La baisse de 4 % des émissions de CO2 de l’Union européenne en un an s’explique surtout par une réduction de l’activité économique. En réalité, nos émissions n’ont pas tant bougé, explique Bastien Cuq du Réseau Action Climat.
(...) Reporterre — L’Union européenne a diminué ses émissions de gaz à effet de serre de 14 % en cinq ans. Peut-on s’en réjouir ?
Bastien Cuq — C’est une bonne nouvelle. Une grande partie de ce chiffre peut s’expliquer par une hausse de la place des énergies renouvelables dans le mix d’électricité. Un rapport du groupe de réflexion sur les énergies Ember indique qu’il y a, entre 2019 et 2023, une baisse de 22 % de l’électricité produite à partir d’énergies fossiles ; notamment charbon et gaz. Cela s’explique presque uniquement par l’augmentation de l’éolien et du solaire, plutôt que du nucléaire.
Dans un autre rapport qui compare 2023 à 2022, Ember note que les émissions de CO2 liées à la production d’électricité en Europe ont baissé de 19 % et que cela s’explique d’abord par la baisse de la demande, ensuite par l’augmentation de l’éolien et du solaire et un tout petit peu par le rebond du nucléaire et de l’hydraulique. Mais c’est seulement la troisième cause, et de loin.
On peut donc se réjouir de cette baisse des émissions, elle montre qu’on arrive à remplacer progressivement les énergies fossiles en Europe par des énergies renouvelables. Et cela s’accompagne d’une baisse de la production d’électricité dans l’UE (...)
ce qui est beaucoup moins réjouissant : une partie de la baisse des émissions de l’Union s’explique par une baisse de l’activité économique, notamment industrielle. Nous n’avons pas radicalement changé de mode de consommation depuis 2019. Nous consommons certes un peu moins, en raison de l’inflation. (...)
Selon les statistiques du ministère de la Transition écologique, l’empreinte carbone par habitant en France n’a quasiment pas bougé (...)
Pour ce qui est de la production d’électricité, l’Union européenne est en très bonne voie pour atteindre ses objectifs. Mais l’électricité, c’est la partie facile de la réduction des émissions de carbone.

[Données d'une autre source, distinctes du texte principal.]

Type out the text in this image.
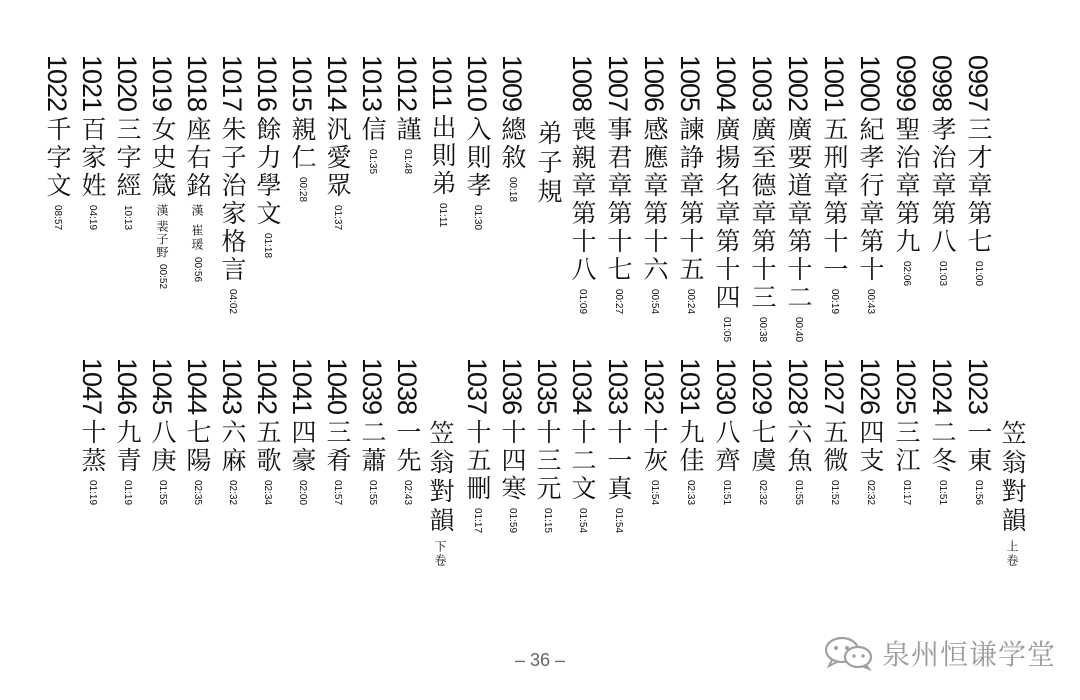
0997
三才章第七
01:00
0998
孝治章第八
01:03
0999
聖治章第九
02:06
1000
紀孝行章第十
00:43
1001
五刑章第十一
00:19
1002
廣要道章第十二
00:40
1003
廣至德章第十三
00:38
1004
廣揚名章第十四
01:05
1005
諫諍章第十五
00:24
1006
感應章第十六
00:54
1007
事君章第十七
00:27
1008
喪親章第十八
01:09
弟子規
1009
總敘
00:18
1010
入則孝
01:30
1011
出則弟
01:11
1012
謹
01:48
1013
信
01:35
1014
汎愛眾
01:37
1015
親仁
00:28
1016
餘力學文
01:18
1017
朱子治家格言
04:02
1018
座右銘
漢 崔瑗
00:56
1019
女史箴
漢
裴子野
00:52
1020
三字經
10:13
1021
百家姓
04:19
1022
千字文
08:57
笠翁對韻
上卷
1023
一東
01:56
1024
二冬
01:51
1025
三江
01:17
1026
四支
02:32
1027
五微
01:52
1028
六魚
01:55
1029
七虞
02:32
1030
八齊
01:51
1031
九佳
02:33
1032
十灰
01:54
1033
十一真
01:54
1034
十二文
01:54
1035
十三元
01:15
1036
十四寒
01:59
1037
十五刪
01:17
笠翁對韻
下卷
1038
一先
02:43
1039
二蕭
01:55
1040
三肴
01:57
1041
四豪
02:00
1042
五歌
02:34
1043
六麻
02:32
1044
七陽
02:35
1045
八庚
01:55
1046
九青
01:19
1047
十蒸
01:19
– 36 –	泉州恒谦学堂
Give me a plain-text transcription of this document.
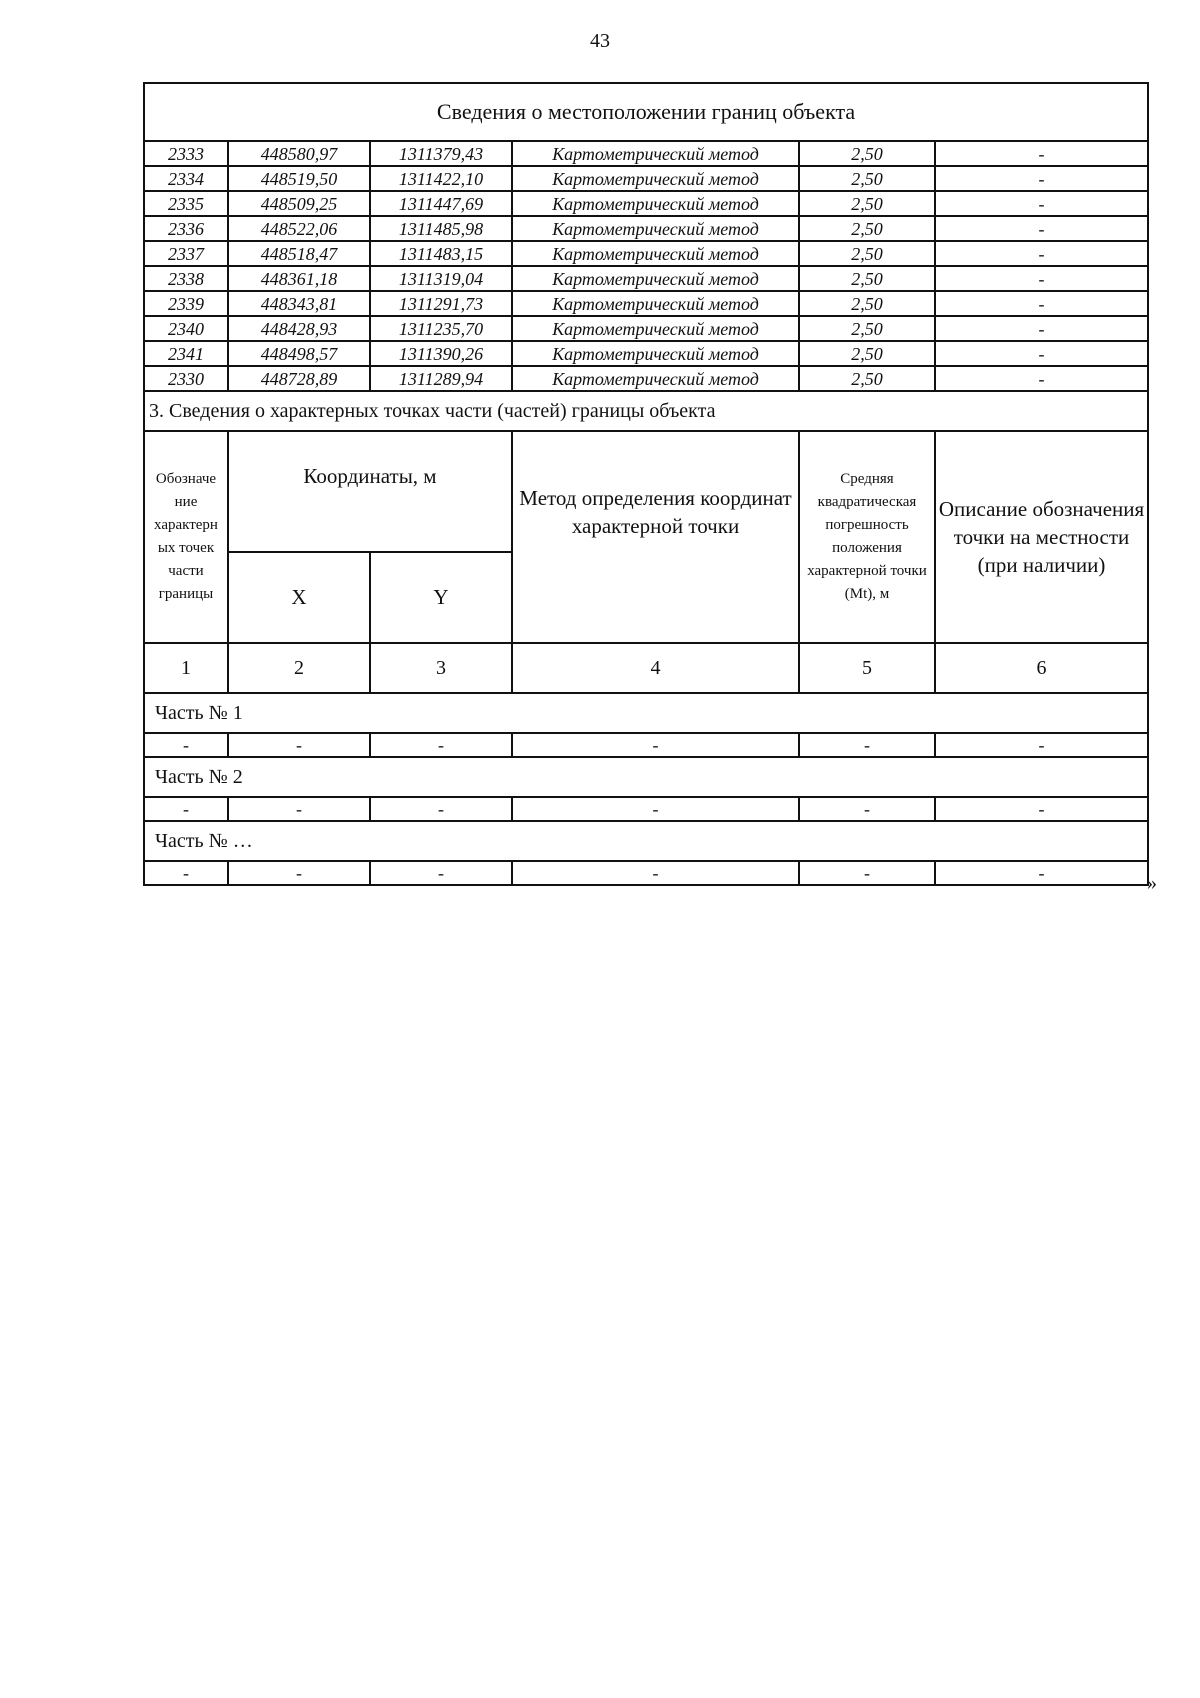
43
Сведения о местоположении границ объекта					
2333	448580,97	1311379,43	Картометрический метод	2,50	-
2334	448519,50	1311422,10	Картометрический метод	2,50	-
2335	448509,25	1311447,69	Картометрический метод	2,50	-
2336	448522,06	1311485,98	Картометрический метод	2,50	-
2337	448518,47	1311483,15	Картометрический метод	2,50	-
2338	448361,18	1311319,04	Картометрический метод	2,50	-
2339	448343,81	1311291,73	Картометрический метод	2,50	-
2340	448428,93	1311235,70	Картометрический метод	2,50	-
2341	448498,57	1311390,26	Картометрический метод	2,50	-
2330	448728,89	1311289,94	Картометрический метод	2,50	-
3. Сведения о характерных точках части (частей) границы объекта					
Обозначе ние характерн ых точек части границы	Координаты, м		Метод определения координат характерной точки	Средняя квадратическая погрешность положения характерной точки (Mt), м	Описание обозначения точки на местности (при наличии)
	X	Y			
1	2	3	4	5	6
Часть № 1					
-	-	-	-	-	-
Часть № 2					
-	-	-	-	-	-
Часть № …					
-	-	-	-	-	-	»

Sur le reste, c’est plus compliqué. On le voit pour l’industrie, qui a besoin d’investissements énormes pour changer d’équipements. Les procédés industriels qui utilisent de l’électricité à la place du gaz ne sont pas toujours au point. On a le gros problème des transports. L’aviation n’arrête pas d’augmenter son trafic et donc ses émissions. La voiture est encore très utilisée, l’alternative ferroviaire n’est pas assez accompagnée. L’agriculture, elle, reste très mécanisée ; elle dépend du pétrole et d’engrais azotés qui polluent beaucoup. Pour la transition écologique en général, cela reste très difficile.